Harper’s prudence isn’t as exciting as Reagan or Thatcher in a full on charge to the right, but it’s the smartest approach in a country ready to run back to the liberals at what it regards as the slightest hint of radical conservatism...
In short - in Canada we have had to take baby steps back towards the right, not giant leaps. Our electorate needed to learn to be comfortable with the positives of conservatism and will only eschew the liberal rhetoric about us over time. Canada is now more comfortable with a conservative government than it was in 2011. The same logic holds true in the United States. As I've written about many times, Democrats and their progressive ilk have successfully pushed the U.S. to the left over the course of decades by moving the ball slowly, while occasionally taking advantage of a crisis to move the ball a lot more all at once. That's because they know, as Rush Limbaugh has often pointed out, that if they were up front about their true intentions, voters would balk en masse.

That seemed true until the current president bought into his own hype and decided that the country was fully behind him on the aggressive march to the left. You see how that's worked for him. His re-election was arguably an incumbent's advantage win. He has met with growing resistance and weaker job approval year over year. That's because Americans want change to be managed, not a headlong, ill-planned plunge into something new.

As many have argued - an aggressive refutation and loud opposition to the progressive liberal agenda is definitely necessary. But if the GOP wins in the midterms and wins the next presidency, should they engage in a headlong plunge back to the right, or manage the walk back and advancing the agenda in a smart, organized and palatable way? Obviously that's a bit of a rhetorical question.

The lessons of Canada and of Obama's leftward plunge apply. Replacing an extremely liberal agenda with a very conservative one will accomplish two things - a lurch of change that will be as mismanaged as Obamacare, and a knee-jerk reaction from voters wiling to test the waters of conservatism.

That's an unfortunate situation since the country clearly needs to be brought back to smaller government, fiscal conservatism, non-interventionist courts, American exceptionalism etc. in a big, big way. Obama has slid and/or allowed the nation to slide into a disgusting malaise of lowered respect, lowered expectations and a dead end, debt-riddled future without a future.
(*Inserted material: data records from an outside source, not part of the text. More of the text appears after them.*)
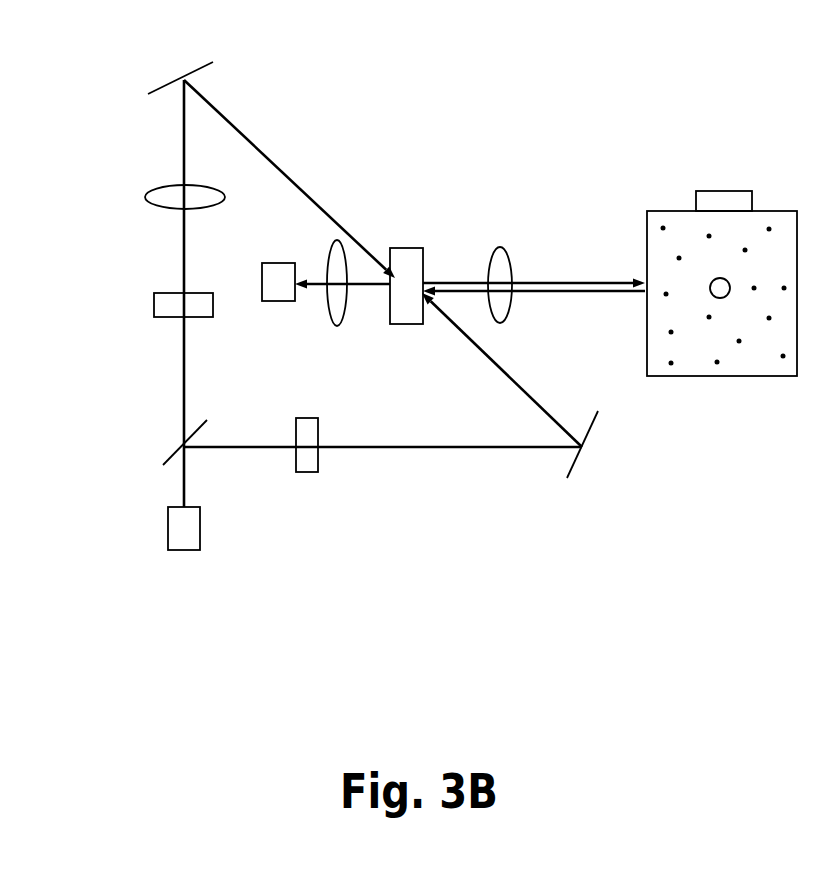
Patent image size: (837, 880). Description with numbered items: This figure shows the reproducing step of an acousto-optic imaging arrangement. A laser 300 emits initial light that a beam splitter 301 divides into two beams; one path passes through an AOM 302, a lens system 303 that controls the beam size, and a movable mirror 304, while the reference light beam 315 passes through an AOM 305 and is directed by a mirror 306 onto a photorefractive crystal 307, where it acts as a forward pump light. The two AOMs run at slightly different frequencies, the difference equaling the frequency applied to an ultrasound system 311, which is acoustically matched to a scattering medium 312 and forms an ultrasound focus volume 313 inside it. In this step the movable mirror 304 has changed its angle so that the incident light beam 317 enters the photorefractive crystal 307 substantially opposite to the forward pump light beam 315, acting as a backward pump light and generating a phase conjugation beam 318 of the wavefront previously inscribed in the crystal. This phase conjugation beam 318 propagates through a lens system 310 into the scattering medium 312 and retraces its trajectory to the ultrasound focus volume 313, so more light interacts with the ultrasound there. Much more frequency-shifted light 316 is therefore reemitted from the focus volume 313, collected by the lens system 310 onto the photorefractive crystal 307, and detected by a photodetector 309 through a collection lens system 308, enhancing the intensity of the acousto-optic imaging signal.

The laser 300 is at (192, 540).
The beam splitter 301 is at (168, 450).
The AOM 302 is at (168, 306).
The lens system 303 is at (155, 194).
The movable mirror 304 is at (162, 84).
The AOM 305 is at (310, 466).
The mirror 306 is at (580, 475).
The photorefractive crystal 307 is at (408, 320).
The collection lens system 308 is at (338, 312).
The photodetector 309 is at (273, 293).
The lens system 310 is at (500, 257).
The ultrasound system 311 is at (722, 208).
The scattering medium 312 is at (758, 362).
The ultrasound focus volume 313 is at (722, 286).
The reference light beam 315 is at (505, 372).
The frequency-shifted light 316 is at (603, 290).
The incident light beam 317 is at (328, 210).
The phase conjugation beam 318 is at (567, 278).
But with so much to accomplish, in order to govern effectively, there is a need to prioritize. That in itself will help manage the return to the right and make it a more orderly change. The best way to prioritize what needs to be done is to look at the low hanging fruit first - where there is major agreement on the right, indicates itself as a good place to start. For example, rolling back Obamacare is an easier sell on the right than pretty much any social issue or an issue of libertarian smaller military vs. conservative defense hawks.

With each issue tackled, there is a need to move cautiously and intelligently forward. A simple repeal might be something most every conservative can agree upon, but it is way to easy for the liberal media to frame as bringing America backwards. Armed with Congressional Budget Office proof, the GOP could move forward with an intelligent mix of their dozens of proposals that the Democrats and media ignored while claiming the GOP had no plan. The message - we are not returning to the status quo, we are moving forward but in a different direction than the previous president with ideas that are more cost effective, will help more people, offer more alternatives to people and be simpler to understand.

Each area will eventually snowball and it will give people a chance to adjust as it grows its own momentum. That's what Obama has been trying to do with all of the delays to Obamacare. The difference is that the president is attempting to hide the true cost, the true implications, from voters. The GOP will necessarily have to be up front about their real goals, more choice, and lowered costs. The approach of slow and steady is a necessary evil for America.

Because charging headlong never works. I know, I've posted this before, but it's still funny and apropos here.  (more below the video):


One last point - the advance slowly notion need not be equally applied in all areas. If there is a true emergency with the national debt for example, perhaps a bit of not letting the crisis go to waste becomes not only feasible, but advantageous to conservative ideals.